The matplotlib library
matplotlib was the first Python data visualization library and it's still widely used for plotting in the Python community. It was designed to closely resemble MATLAB, a popular proprietary programming language.
We are especially interested in matplotlib.pyplot
, a collection of plotting functions. Each pyplot function makes some change to a figure: e.g., creates a figure, creates a plotting area in a figure, plots some lines in a plotting area, decorates the plot with labels, etc.
Note: this is not a builtin library of python so we need to install it using pip install matplotlib
data = [23,85, 72, 43, 52]
labels = ['A', 'B', 'C', 'D', 'E']
# x-Axis ticks and label
plt.xticks(range(len(data)), labels)
plt.xlabel('Class')
# y-Axis label
plt.ylabel('Amounts')
# chart title
plt.title('I am title')
# plt a bar
plt.bar(range(len(data)), data)
plt.show(
After running the above script this chart should appear:
Data visualizations on the Netflix shows dataset (see also the github repository)

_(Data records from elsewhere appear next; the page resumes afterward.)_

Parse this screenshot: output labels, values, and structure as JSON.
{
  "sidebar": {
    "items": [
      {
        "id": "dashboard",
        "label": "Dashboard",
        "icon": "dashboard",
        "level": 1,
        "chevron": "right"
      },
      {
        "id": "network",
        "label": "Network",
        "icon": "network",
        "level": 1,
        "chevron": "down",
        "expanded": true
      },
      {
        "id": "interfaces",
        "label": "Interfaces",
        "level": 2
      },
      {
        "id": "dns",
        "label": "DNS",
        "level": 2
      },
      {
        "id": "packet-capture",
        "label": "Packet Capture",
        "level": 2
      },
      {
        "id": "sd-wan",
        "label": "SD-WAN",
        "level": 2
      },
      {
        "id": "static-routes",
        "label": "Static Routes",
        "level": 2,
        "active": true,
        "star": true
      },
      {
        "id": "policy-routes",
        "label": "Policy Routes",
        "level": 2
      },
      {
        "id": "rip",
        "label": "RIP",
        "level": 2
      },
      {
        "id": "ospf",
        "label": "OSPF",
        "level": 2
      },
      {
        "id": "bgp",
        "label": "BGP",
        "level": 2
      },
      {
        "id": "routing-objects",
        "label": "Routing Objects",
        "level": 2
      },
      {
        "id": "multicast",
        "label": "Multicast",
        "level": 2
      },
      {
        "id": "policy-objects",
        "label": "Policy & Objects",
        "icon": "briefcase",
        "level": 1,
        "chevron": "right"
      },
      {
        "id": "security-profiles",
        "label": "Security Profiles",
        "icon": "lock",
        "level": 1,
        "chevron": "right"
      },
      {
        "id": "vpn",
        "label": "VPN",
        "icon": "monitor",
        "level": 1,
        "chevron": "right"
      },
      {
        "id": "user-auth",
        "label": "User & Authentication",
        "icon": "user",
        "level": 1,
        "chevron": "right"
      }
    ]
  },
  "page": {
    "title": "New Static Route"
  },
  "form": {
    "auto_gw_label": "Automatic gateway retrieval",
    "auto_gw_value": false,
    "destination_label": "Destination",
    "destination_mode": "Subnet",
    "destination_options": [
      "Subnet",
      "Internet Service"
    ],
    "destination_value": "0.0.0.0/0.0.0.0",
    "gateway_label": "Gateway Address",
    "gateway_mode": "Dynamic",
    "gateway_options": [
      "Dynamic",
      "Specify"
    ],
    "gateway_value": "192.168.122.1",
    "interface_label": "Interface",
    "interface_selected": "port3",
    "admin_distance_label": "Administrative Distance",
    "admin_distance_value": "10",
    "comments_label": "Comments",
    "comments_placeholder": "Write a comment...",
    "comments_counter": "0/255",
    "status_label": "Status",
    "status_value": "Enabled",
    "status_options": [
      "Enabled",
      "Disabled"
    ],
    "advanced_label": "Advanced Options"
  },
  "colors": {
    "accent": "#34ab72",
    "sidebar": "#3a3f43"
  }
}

To answer the following exercises we need to use some of the functions we have defined on the previous lessons (part-1, and part-2).
a) Draw a graphic using matplotlib
which plots the total number of shows (all type of shows) that Netflix added for each different year.
b) Draw a graphic using matplotlib
which plots the average time (in years) it takes Netflix to add a show on its list after its actual release. Plot this value for each different year.
Hint: Take a look at the line charts of matplotlib https://datatofish.com/line-chart-python-matplotlib/.